At 10:15 AM, March 31, 2016 Anonymous Mark P had this to say...

This is exactly what I was thinking. I also think that this little event shows that Donald Trump was just saying what he thought the conservative base wanted to hear without really paying attention to what they say. If you think conservatives are anti-abortion, the logical conclusion is, as you say, that women who get abortions should be punished. And thus Donald shows the danger of relying on himself for all of his expert advice.

 
At 3:32 PM, March 31, 2016 Anonymous Kathie had this to say...

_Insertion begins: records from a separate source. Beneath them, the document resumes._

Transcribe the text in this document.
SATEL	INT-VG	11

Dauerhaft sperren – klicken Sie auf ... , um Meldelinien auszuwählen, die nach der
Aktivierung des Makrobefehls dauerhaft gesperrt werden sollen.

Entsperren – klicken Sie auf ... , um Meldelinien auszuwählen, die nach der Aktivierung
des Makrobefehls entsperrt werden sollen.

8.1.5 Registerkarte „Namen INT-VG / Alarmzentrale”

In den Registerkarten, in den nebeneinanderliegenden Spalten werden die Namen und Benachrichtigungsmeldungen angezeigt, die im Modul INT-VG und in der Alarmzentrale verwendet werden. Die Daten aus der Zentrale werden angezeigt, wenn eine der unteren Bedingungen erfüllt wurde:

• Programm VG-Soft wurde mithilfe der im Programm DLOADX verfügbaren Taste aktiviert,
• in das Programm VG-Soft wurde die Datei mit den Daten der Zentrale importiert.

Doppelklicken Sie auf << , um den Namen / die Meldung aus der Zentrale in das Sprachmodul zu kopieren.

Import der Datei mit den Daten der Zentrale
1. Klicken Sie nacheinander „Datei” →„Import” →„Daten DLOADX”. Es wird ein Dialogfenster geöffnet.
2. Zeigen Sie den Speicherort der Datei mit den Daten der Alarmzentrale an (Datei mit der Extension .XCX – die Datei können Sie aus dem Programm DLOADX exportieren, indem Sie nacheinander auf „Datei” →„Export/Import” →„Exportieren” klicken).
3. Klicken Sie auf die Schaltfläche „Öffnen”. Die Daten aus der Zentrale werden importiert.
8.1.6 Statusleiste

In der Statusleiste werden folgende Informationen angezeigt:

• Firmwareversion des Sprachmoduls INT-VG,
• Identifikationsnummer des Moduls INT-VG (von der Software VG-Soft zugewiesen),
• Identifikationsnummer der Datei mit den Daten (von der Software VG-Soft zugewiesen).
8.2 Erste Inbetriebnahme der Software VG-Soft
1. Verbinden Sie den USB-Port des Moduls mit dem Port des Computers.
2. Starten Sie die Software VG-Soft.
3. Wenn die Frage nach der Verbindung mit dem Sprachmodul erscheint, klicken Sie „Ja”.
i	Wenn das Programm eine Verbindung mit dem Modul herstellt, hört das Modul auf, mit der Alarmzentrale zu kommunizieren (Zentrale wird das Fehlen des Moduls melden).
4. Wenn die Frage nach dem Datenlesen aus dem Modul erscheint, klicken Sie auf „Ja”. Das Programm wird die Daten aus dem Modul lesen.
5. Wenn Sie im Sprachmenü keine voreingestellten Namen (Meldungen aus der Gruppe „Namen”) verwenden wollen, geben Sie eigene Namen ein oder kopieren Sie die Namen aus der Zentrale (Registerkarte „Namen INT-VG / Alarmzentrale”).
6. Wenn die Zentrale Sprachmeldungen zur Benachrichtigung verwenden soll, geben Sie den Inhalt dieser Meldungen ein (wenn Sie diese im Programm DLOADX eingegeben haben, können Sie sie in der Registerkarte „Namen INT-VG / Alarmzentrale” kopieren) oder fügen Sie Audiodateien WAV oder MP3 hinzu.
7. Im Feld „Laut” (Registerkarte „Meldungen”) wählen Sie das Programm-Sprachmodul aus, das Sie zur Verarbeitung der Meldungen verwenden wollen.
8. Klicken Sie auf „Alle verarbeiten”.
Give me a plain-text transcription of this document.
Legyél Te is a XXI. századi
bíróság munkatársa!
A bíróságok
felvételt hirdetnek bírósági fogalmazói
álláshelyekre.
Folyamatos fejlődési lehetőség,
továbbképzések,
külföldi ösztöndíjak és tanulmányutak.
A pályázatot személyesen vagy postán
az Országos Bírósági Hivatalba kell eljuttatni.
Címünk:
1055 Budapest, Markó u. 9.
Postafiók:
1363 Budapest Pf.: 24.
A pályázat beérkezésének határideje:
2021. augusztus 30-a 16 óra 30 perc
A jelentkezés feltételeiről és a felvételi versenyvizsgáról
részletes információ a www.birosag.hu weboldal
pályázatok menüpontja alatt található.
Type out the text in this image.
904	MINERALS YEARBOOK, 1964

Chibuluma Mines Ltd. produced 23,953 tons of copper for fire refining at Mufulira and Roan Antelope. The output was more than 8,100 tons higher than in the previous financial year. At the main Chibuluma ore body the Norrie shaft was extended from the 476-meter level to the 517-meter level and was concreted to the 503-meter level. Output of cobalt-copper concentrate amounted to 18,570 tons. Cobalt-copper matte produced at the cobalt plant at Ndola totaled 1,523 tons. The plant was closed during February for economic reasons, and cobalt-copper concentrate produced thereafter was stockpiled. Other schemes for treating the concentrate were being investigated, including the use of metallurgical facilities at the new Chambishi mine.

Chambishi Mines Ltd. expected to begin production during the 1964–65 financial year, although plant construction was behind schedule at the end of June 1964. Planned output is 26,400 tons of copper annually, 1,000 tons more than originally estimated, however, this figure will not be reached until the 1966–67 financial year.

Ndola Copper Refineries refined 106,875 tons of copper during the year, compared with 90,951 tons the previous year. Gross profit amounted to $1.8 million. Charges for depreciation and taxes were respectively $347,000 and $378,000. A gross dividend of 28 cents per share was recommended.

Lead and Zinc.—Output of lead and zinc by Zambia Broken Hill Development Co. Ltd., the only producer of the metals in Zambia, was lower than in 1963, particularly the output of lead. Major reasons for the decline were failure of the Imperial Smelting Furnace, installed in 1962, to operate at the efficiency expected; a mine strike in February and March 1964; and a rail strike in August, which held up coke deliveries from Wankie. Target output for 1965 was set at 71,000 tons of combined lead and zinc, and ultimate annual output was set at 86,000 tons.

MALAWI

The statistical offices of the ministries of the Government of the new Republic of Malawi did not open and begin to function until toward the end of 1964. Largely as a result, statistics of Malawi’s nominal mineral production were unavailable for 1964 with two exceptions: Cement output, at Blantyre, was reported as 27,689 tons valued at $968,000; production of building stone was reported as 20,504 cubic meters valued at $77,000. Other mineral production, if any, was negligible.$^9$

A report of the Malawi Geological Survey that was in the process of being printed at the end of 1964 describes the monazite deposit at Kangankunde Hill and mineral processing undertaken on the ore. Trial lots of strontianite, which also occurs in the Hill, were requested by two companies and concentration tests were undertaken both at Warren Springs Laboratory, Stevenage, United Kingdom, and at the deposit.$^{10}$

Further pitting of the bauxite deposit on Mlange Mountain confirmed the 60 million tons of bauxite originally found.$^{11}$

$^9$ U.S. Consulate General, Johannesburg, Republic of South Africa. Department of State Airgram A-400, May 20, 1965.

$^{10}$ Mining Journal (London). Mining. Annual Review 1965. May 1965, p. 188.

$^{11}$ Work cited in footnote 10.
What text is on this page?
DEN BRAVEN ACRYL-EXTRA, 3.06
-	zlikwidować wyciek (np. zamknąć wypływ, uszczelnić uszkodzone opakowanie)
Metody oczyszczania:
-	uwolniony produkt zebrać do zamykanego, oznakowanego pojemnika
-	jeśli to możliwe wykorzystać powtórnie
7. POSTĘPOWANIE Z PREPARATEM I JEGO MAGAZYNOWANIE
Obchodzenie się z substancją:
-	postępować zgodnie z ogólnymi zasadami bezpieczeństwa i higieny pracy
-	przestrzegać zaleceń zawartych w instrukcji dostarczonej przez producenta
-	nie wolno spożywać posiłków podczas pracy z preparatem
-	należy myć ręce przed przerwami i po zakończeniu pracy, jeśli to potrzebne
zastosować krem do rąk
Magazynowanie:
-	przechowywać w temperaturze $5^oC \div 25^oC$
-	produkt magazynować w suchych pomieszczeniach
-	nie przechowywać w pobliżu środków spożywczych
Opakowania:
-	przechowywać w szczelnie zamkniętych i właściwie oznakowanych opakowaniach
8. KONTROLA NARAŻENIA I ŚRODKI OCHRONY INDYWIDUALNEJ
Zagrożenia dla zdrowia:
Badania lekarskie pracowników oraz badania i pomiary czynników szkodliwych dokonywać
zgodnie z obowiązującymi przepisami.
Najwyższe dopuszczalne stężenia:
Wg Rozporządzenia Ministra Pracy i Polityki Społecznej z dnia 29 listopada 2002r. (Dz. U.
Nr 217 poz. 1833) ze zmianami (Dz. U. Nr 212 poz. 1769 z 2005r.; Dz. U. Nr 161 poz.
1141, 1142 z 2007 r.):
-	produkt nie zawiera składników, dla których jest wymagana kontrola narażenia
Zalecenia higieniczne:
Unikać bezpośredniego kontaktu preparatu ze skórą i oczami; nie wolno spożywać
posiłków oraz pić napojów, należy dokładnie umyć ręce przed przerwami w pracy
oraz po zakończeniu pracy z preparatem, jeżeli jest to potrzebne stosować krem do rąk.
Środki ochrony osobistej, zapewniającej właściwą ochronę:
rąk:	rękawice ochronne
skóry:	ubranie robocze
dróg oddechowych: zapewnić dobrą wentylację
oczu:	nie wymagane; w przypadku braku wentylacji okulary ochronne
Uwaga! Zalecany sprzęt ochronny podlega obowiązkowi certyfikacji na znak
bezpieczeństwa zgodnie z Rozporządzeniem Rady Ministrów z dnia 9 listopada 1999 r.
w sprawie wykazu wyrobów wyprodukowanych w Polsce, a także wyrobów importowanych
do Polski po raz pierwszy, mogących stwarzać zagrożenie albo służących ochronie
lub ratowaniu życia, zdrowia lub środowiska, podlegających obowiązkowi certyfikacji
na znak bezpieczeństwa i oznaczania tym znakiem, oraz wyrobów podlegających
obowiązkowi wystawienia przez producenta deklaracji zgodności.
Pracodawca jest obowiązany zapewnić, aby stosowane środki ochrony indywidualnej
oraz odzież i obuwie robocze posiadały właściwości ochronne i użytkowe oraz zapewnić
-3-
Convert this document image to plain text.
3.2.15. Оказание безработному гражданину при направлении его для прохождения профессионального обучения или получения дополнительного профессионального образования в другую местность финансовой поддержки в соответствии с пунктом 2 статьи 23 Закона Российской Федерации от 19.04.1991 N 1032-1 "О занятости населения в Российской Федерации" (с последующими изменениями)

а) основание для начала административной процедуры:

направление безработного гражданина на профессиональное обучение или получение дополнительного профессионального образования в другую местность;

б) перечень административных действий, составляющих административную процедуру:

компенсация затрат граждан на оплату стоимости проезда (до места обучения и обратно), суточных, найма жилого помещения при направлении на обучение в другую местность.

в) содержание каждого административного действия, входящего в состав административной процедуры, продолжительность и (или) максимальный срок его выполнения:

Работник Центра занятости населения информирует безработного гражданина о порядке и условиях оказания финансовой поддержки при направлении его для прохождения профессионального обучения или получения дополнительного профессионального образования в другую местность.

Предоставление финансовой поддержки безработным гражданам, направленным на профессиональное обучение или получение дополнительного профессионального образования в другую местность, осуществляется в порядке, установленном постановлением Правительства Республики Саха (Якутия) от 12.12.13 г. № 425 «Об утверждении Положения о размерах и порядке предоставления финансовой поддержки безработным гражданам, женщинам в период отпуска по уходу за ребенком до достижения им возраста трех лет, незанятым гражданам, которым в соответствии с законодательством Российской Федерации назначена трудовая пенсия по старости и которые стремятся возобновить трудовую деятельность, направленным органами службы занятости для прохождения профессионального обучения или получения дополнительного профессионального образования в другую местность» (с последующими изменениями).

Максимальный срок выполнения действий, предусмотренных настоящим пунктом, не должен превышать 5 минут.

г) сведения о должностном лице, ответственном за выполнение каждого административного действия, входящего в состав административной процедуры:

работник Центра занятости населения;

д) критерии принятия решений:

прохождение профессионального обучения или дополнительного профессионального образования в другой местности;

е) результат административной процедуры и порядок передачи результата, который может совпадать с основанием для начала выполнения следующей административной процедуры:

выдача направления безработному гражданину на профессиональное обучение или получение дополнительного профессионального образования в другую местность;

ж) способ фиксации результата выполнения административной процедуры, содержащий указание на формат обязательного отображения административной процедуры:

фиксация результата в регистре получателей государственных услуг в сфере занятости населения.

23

Do you suppose a rabid supporter will react (perhaps violently?) against Trump's bending to PC?

 
At 1:54 AM, April 01, 2016 Anonymous Adrian Morgan had this to say...

Just responding to the title of the post and not the content, I sometimes wonder what patterns would emerge if someone were to investigate what different people regard as the prototypical example of a "punishment", and how context-dependent that is. Punishment, after all, can be anything from being laughed at to being whipped.

 
At 11:44 AM, April 02, 2016 Anonymous Kathie had this to say...

Gail Collins had an excellent commentary on this yesterday, "Trump, Truth and Abortion," at:
http://www.nytimes.com/2016/04/02/opinion/trump-truth-and-abortion.html

Opening paragraph: "Maybe Donald Trump did everyone a favor with his famous jail-the-women comment. When he blurted out that “there has to be some form of punishment” for anyone who has an abortion, he blew the cover off the carefully constructed public face of the anti-choice movement."

The anti-abortion crowd is so condescending that it regards lady-parts as rendering a person too benighted to take be able to responsibility for making her own reproductive decisions.